Isso é simples matemática, os 20mil, são euros e são todos iguais, não têm uma marca que indique que aquele euro é em especifico para aquele fim. Apenas e só declaraste 2mil, ninguém te obriga a declarar tudo. Desde que os 2mil estejam lá estás a cumprir.
Eles podem alegar o que quiserem, tu também podes alegar que começaste pelos 18mil.
Para mim é apenas uma questão lógica, que nem vejo como possa ser vista de outra forma. Se declaras 2mil, é sses 2 mil que contam, desde que eles estejam lá não vejo qualquer problema.
Mas como disse a AT não é pessoa de bem e estão sempre a inventar teorias para sacar euros ao pessoal. Num país de 1º mundo isso nem seria assunto.

A parte das mais valias na casa, até percebo, se vendes por 200 e compras por 150, há 50mil de lucro que não foram reinvestidos.
No PPR nem sequer chegas a declarar o valor, por isso nem sequer pode ser questão. (se declarar o caso é diferente)
 
Alguém aqui viu o jornal das 8 de ontem da TVI? É mesmo curioso depois da discussão aqui lavrada durante dias. Ali a começas pelas 19.26h durante 2 minutos.
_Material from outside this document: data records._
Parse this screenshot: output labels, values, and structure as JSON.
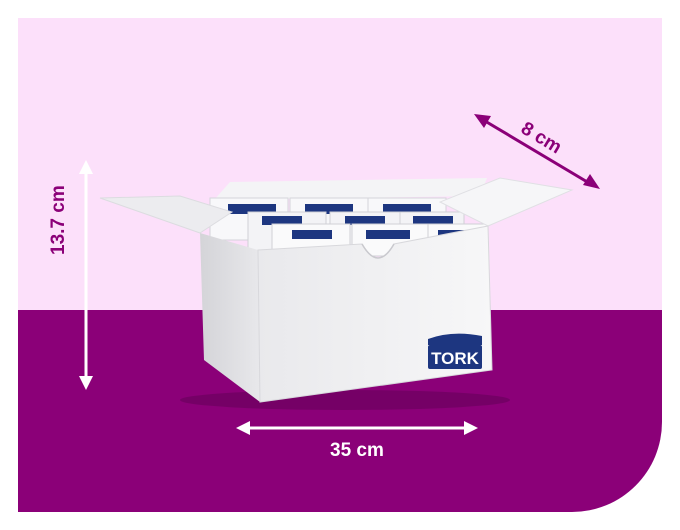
{
  "dimensions": {
    "width": "35 cm",
    "height": "13.7 cm",
    "depth": "8 cm"
  },
  "brand": {
    "name": "TORK",
    "navy": "#1d3680"
  },
  "colors": {
    "background_light": "#fce0fa",
    "background_dark": "#8b0078",
    "arrow_light": "#ffffff",
    "arrow_dark": "#8b0078"
  },
  "icons": [
    "double-arrow-icon",
    "tork-logo-icon"
  ]
}
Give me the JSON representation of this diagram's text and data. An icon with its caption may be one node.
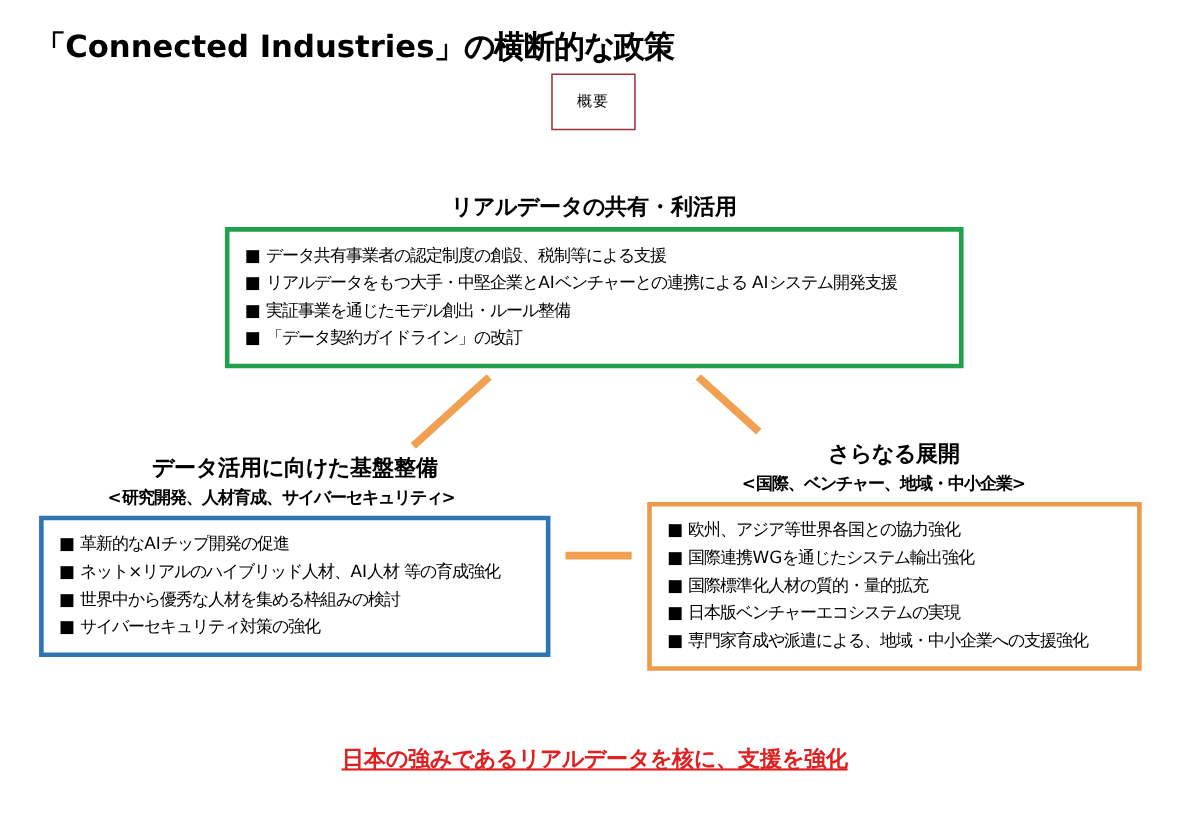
{
  "diagram": {
    "title": "「Connected Industries」の横断的な政策",
    "caption": "日本の強みであるリアルデータを核に、支援を強化",
    "nodes": [
      {
        "text": [
          "リアルデータの共有・利活用",
          "■ データ共有事業者の認定制度の創設、税制等による支援",
          "■ リアルデータをもつ大手・中堅企業とAIベンチャーとの連携による AIシステム開発支援",
          "■ 実証事業を通じたモデル創出・ルール整備",
          "■ 「データ契約ガイドライン」の改訂"
        ]
      },
      {
        "text": [
          "データ活用に向けた基盤整備",
          "<研究開発、人材育成、サイバーセキュリティ>",
          "■ 革新的なAIチップ開発の促進",
          "■ ネット×リアルのハイブリッド人材、AI人材 等の育成強化",
          "■ 世界中から優秀な人材を集める枠組みの検討",
          "■ サイバーセキュリティ対策の強化"
        ]
      },
      {
        "text": [
          "さらなる展開",
          "<国際、ベンチャー、地域・中小企業>",
          "■ 欧州、アジア等世界各国との協力強化",
          "■ 国際連携WGを通じたシステム輸出強化",
          "■ 国際標準化人材の質的・量的拡充",
          "■ 日本版ベンチャーエコシステムの実現",
          "■ 専門家育成や派遣による、地域・中小企業への支援強化"
        ]
      }
    ],
    "edges": [
      {
        "from": 0,
        "to": 1,
        "arrow": "none"
      },
      {
        "from": 0,
        "to": 2,
        "arrow": "none"
      },
      {
        "from": 1,
        "to": 2,
        "arrow": "none"
      }
    ],
    "labels": [
      "概要"
    ]
  }
}
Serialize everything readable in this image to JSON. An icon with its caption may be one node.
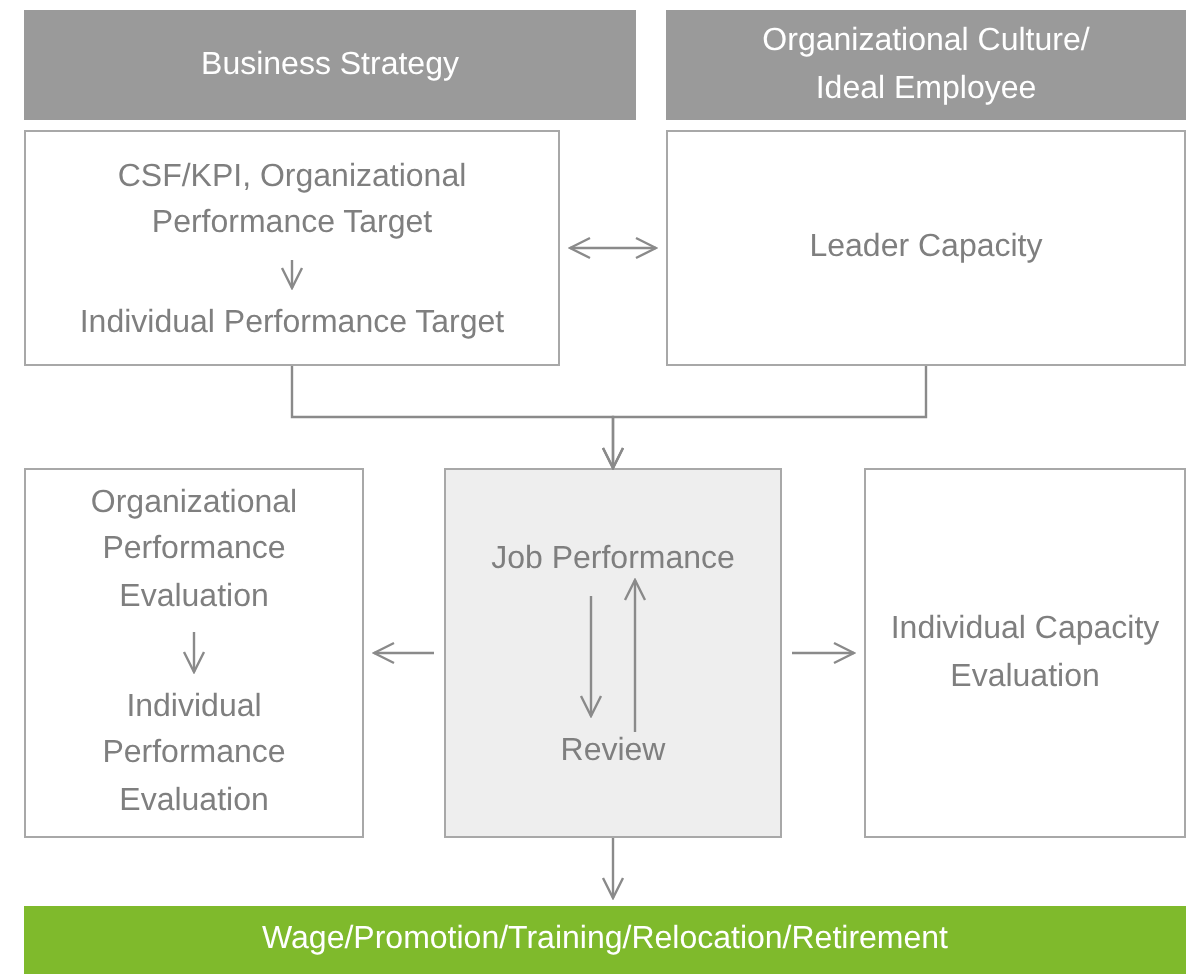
{
  "diagram": {
    "nodes": [
      {
        "text": [
          "Business Strategy"
        ]
      },
      {
        "text": [
          "Organizational Culture/ Ideal Employee"
        ]
      },
      {
        "text": [],
        "shape": "box"
      },
      {
        "text": [
          "CSF/KPI, Organizational Performance Target"
        ],
        "in": 2
      },
      {
        "text": [
          "Individual Performance Target"
        ],
        "in": 2
      },
      {
        "text": [
          "Leader Capacity"
        ]
      },
      {
        "text": [],
        "shape": "box"
      },
      {
        "text": [
          "Organizational Performance Evaluation"
        ],
        "in": 6
      },
      {
        "text": [
          "Individual Performance Evaluation"
        ],
        "in": 6
      },
      {
        "text": [],
        "shape": "box"
      },
      {
        "text": [
          "Job Performance"
        ],
        "in": 9
      },
      {
        "text": [
          "Review"
        ],
        "in": 9
      },
      {
        "text": [
          "Individual Capacity Evaluation"
        ]
      },
      {
        "text": [
          "Wage/Promotion/Training/Relocation/Retirement"
        ]
      }
    ],
    "edges": [
      {
        "from": 3,
        "to": 4,
        "arrow": "to"
      },
      {
        "from": 2,
        "to": 5,
        "arrow": "both"
      },
      {
        "from": 2,
        "to": 9,
        "arrow": "to"
      },
      {
        "from": 5,
        "to": 9,
        "arrow": "to"
      },
      {
        "from": 7,
        "to": 8,
        "arrow": "to"
      },
      {
        "from": 10,
        "to": 11,
        "arrow": "to"
      },
      {
        "from": 11,
        "to": 10,
        "arrow": "to"
      },
      {
        "from": 9,
        "to": 6,
        "arrow": "to"
      },
      {
        "from": 9,
        "to": 12,
        "arrow": "to"
      },
      {
        "from": 9,
        "to": 13,
        "arrow": "to"
      }
    ]
  }
}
Deixo apenas um teaser para se perceber do que se está a falar.

O fiscalista Luís Miguel Leon abordou a questão do resgate do PPR para novo PPR dizendo algo como isto:
"Era perfeitamente possível levantar o PPR e aplicar de novo noutro PPR, o que levanta a questão de não fazer grande sentido porque não é este o objectivo da lei".

Atenção, eu não sou o dr. Luís Leon, pelo que somos pelo menos 2 a pensar o mesmo. Questões morais e tal...
 
Alguém aqui viu o jornal das 8 de ontem da TVI? É mesmo curioso depois da discussão aqui lavrada durante dias. Ali a começas pelas 19.26h durante 2 minutos. Deixo apenas um teaser para se perceber do que se está a falar.

O fiscalista Luís Miguel Leon abordou a questão do resgate do PPR para novo PPR dizendo algo como isto:
"Era perfeitamente possível levantar o PPR e aplicar de novo noutro PPR, o que levanta a questão de não fazer grande sentido porque não é este o objectivo da lei".

Atenção, eu não sou o dr. Luís Leon, pelo que somos pelo menos 2 a pensar o mesmo. Questões morais e tal...

Estás numa senda desenfreada!

Percebeste mal o que foi dito. Vai lá ver de novo.

O que foi dito que não era possível, e bem por sinal. Era fazer resgate de valores investidos depois da nova lei (outubro de 2022), porque nesse caso, estaríamos de facto a duplicar o benefício...

dizem:
"É por isso que o Mini.Finanças vem esclarecer as novas regras do resgate das poupanças" .."Fica restrito às poupanças (PPR) realizadas até setembro de 2022"

Poupanças anteriores já tiveram o seu ciclo de vida quanto a benefícios dizem respeito. Não há possibilidade de duplicação, nem existia quando foram feitas.

E o Fiscalista comenta relativamente a este aspecto, PPR feitos depois das novas regras serem conhecidas... não fazia sentido bla bla...
 
Eu sabia que não me ias desiludir. Adorei a explicação ;)

Quanto ao calm down de ontem, adoro a música.

Quanto à senda desenfreada, isso é contigo, a tua opinião, não vou opinar nada acerca disso. Quem diz isso, diz outro assunto qualquer, como podes reparar.